NAIROBI, Kenya – In a budget day first, National Treasury Cabinet Secretary John Mbadi made a striking entrance to Parliament on Thursday, June 12—not in a government convoy, but on foot.
Flanked by Principal Secretary Chris Kiptoo, Mbadi walked the roughly 100-metre stretch from Treasury to Parliament buildings, turning a routine handover of numbers into a symbolic moment of simplicity and quiet confidence.
The duo’s purposeful stride down Nairobi’s political catwalk didn’t just break with decades of tradition—it rewrote the optics of fiscal leadership.
Both men were dressed in matching navy blue suits, crisply tailored and paired with white shirts and patterned blue ties.
A red flower pinned neatly to each of their lapels added a ceremonial pop of color—a sartorial nod to the gravity of the day.

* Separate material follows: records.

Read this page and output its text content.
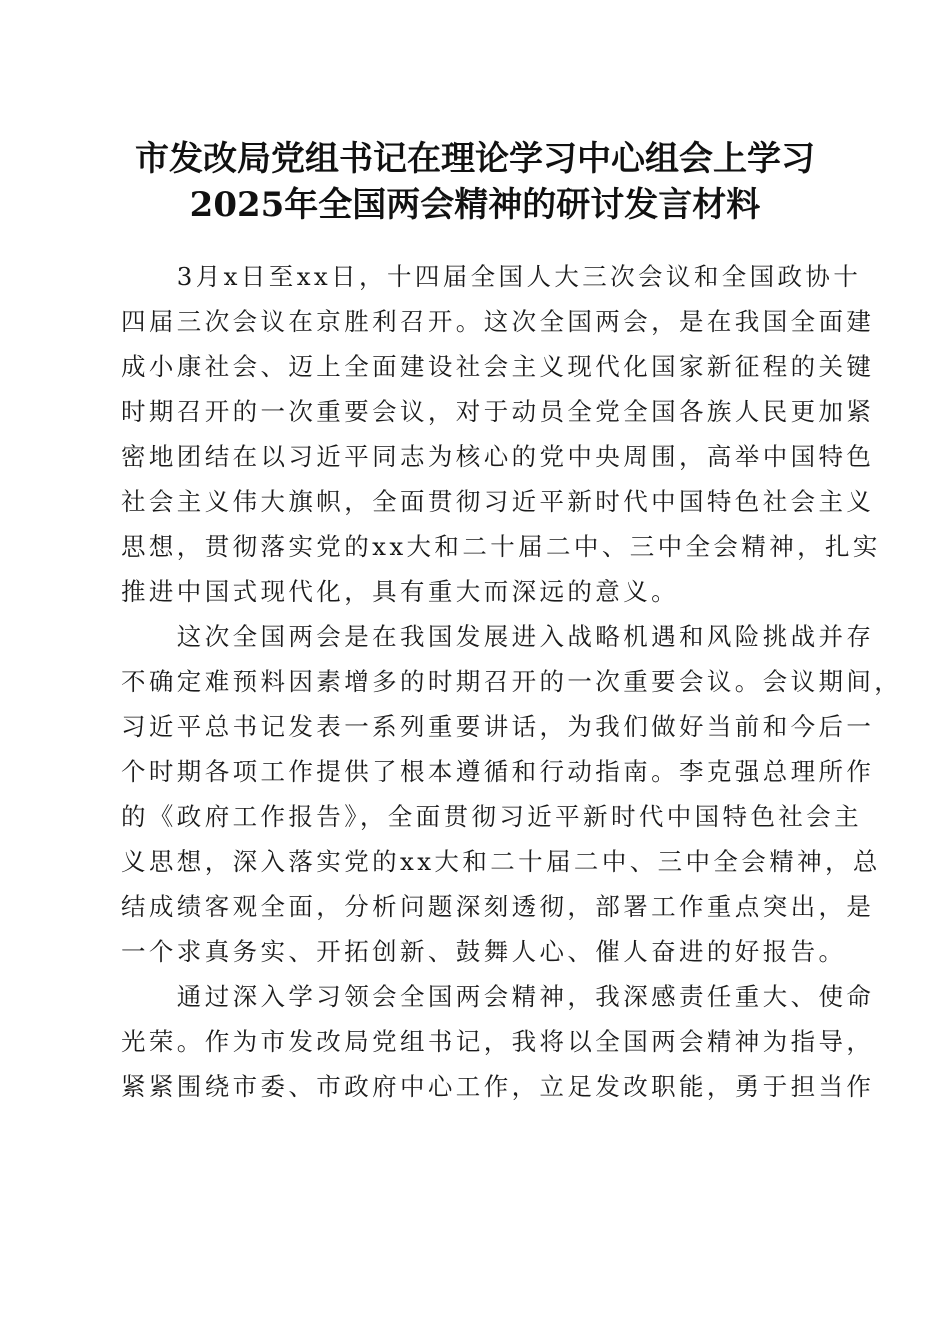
市发改局党组书记在理论学习中心组会上学习
2025年全国两会精神的研讨发言材料
　　3月x日至xx日，十四届全国人大三次会议和全国政协十
四届三次会议在京胜利召开。这次全国两会，是在我国全面建
成小康社会、迈上全面建设社会主义现代化国家新征程的关键
时期召开的一次重要会议，对于动员全党全国各族人民更加紧
密地团结在以习近平同志为核心的党中央周围，高举中国特色
社会主义伟大旗帜，全面贯彻习近平新时代中国特色社会主义
思想，贯彻落实党的xx大和二十届二中、三中全会精神，扎实
推进中国式现代化，具有重大而深远的意义。
　　这次全国两会是在我国发展进入战略机遇和风险挑战并存
不确定难预料因素增多的时期召开的一次重要会议。会议期间，
习近平总书记发表一系列重要讲话，为我们做好当前和今后一
个时期各项工作提供了根本遵循和行动指南。李克强总理所作
的《政府工作报告》，全面贯彻习近平新时代中国特色社会主
义思想，深入落实党的xx大和二十届二中、三中全会精神，总
结成绩客观全面，分析问题深刻透彻，部署工作重点突出，是
一个求真务实、开拓创新、鼓舞人心、催人奋进的好报告。
　　通过深入学习领会全国两会精神，我深感责任重大、使命
光荣。作为市发改局党组书记，我将以全国两会精神为指导，
紧紧围绕市委、市政府中心工作，立足发改职能，勇于担当作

And in Mbadi’s right hand: the iconic black budget briefcase, stamped with the Kenya coat of arms and the word Harambee, as tradition demands.
The briefcase carries the budget statement and echoes a global ritual that traces back to Britain’s William Gladstone in 1860. But on this day in Nairobi, it wasn’t just the briefcase that turned heads—it was the walk.
The image—a budget chief and his PS walking side by side—immediately stood out in a country where power often arrives surrounded by sirens and SUVs.